Github APIs (or Github ReST APIs) are the APIs that you can use to interact with GitHub. They allow you to create and manage repositories, branches, issues, pull requests, and many more. For fetching publicly available information (like public repositories, user profiles, etc.), you can call the API. For other actions, you need to provide an authenticated token.

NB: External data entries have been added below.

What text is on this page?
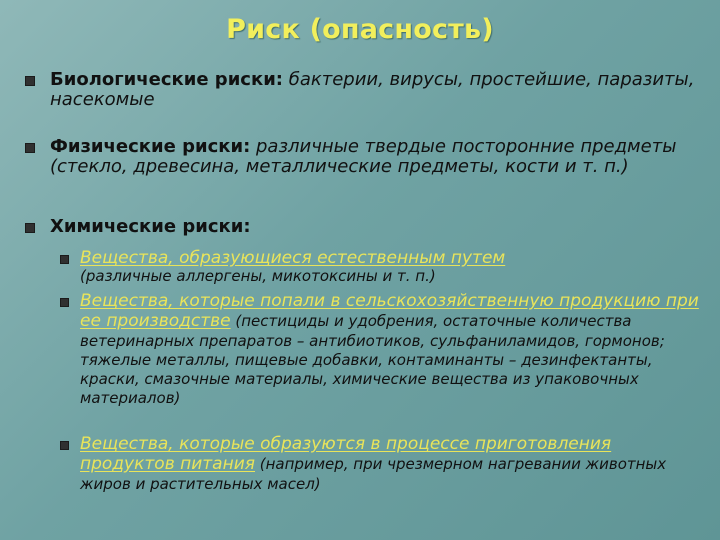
Риск (опасность)
Биологические риски: бактерии, вирусы, простейшие, паразиты, насекомые
Физические риски: различные твердые посторонние предметы (стекло, древесина, металлические предметы, кости и т. п.)
Химические риски:
Вещества, образующиеся естественным путем
(различные аллергены, микотоксины и т. п.)
Вещества, которые попали в сельскохозяйственную продукцию при ее производстве (пестициды и удобрения, остаточные количества ветеринарных препаратов – антибиотиков, сульфаниламидов, гормонов; тяжелые металлы, пищевые добавки, контаминанты – дезинфектанты, краски, смазочные материалы, химические вещества из упаковочных материалов)
Вещества, которые образуются в процессе приготовления продуктов питания (например, при чрезмерном нагревании животных жиров и растительных масел)
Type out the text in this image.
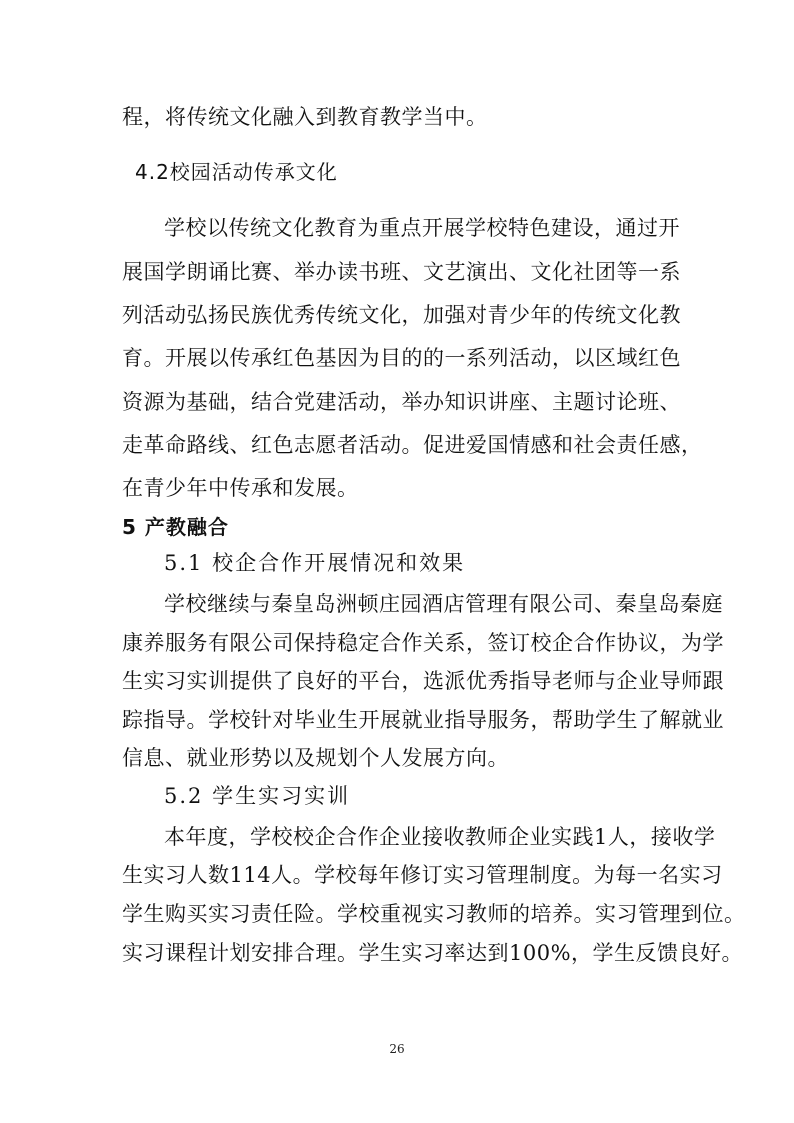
程，将传统文化融入到教育教学当中。
4.2校园活动传承文化
学校以传统文化教育为重点开展学校特色建设，通过开
展国学朗诵比赛、举办读书班、文艺演出、文化社团等一系
列活动弘扬民族优秀传统文化，加强对青少年的传统文化教
育。开展以传承红色基因为目的的一系列活动，以区域红色
资源为基础，结合党建活动，举办知识讲座、主题讨论班、
走革命路线、红色志愿者活动。促进爱国情感和社会责任感，
在青少年中传承和发展。
5 产教融合
5.1 校企合作开展情况和效果
学校继续与秦皇岛洲顿庄园酒店管理有限公司、秦皇岛秦庭
康养服务有限公司保持稳定合作关系，签订校企合作协议，为学
生实习实训提供了良好的平台，选派优秀指导老师与企业导师跟
踪指导。学校针对毕业生开展就业指导服务，帮助学生了解就业
信息、就业形势以及规划个人发展方向。
5.2 学生实习实训
本年度，学校校企合作企业接收教师企业实践1人，接收学
生实习人数114人。学校每年修订实习管理制度。为每一名实习
学生购买实习责任险。学校重视实习教师的培养。实习管理到位。
实习课程计划安排合理。学生实习率达到100%，学生反馈良好。
26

- Company : https://api.github.com/orgs/<Company Name>
- User : https://api.github.com/users/<User Name>
- Company Member : https://api.github.com/orgs/<Company Name>/members
- Repository : https://api.github.com/repos/<Company Name>/<Repository Name>
- Repository Commit : https://api.github.com/repos/<Company name>/<Repository Name>/commits
- Repository Language : https://api.github.com/repos/<Company Name>/<Repository Name>/languages
- Repository Tag : https://api.github.com/repos/<Company Name>/<Repository Name>/tags
- License : https://api.github.com/licenses/<License Key>
- Repository Activity : https://github.com/orgs/<Company Name>/repositories
With Repository Activity, I used BeautifulSoup, a Python package for parsing HTML and XML documents (including having malformed markup, i.e. non-closed tags, so named after tag soup). It can creates a parse tree for parsed pages that can be used to extract data from HTML, which is useful for web scraping.
- Cloud - Supabase Cloud
- Containerization - Docker, Docker Compose
- Batch Processing - Spark
- Orchestration - Airflow
- Transformation - dbt
- Data Lake - Supabase Storage
- Data Warehouse - Postgres
- Data Visualization - Power BI
- Language - Python
- LICENSE : Open source software need to be licensed (to provide rights to modify, distribute other than creator) so the repository in which the software dwells should include the license file.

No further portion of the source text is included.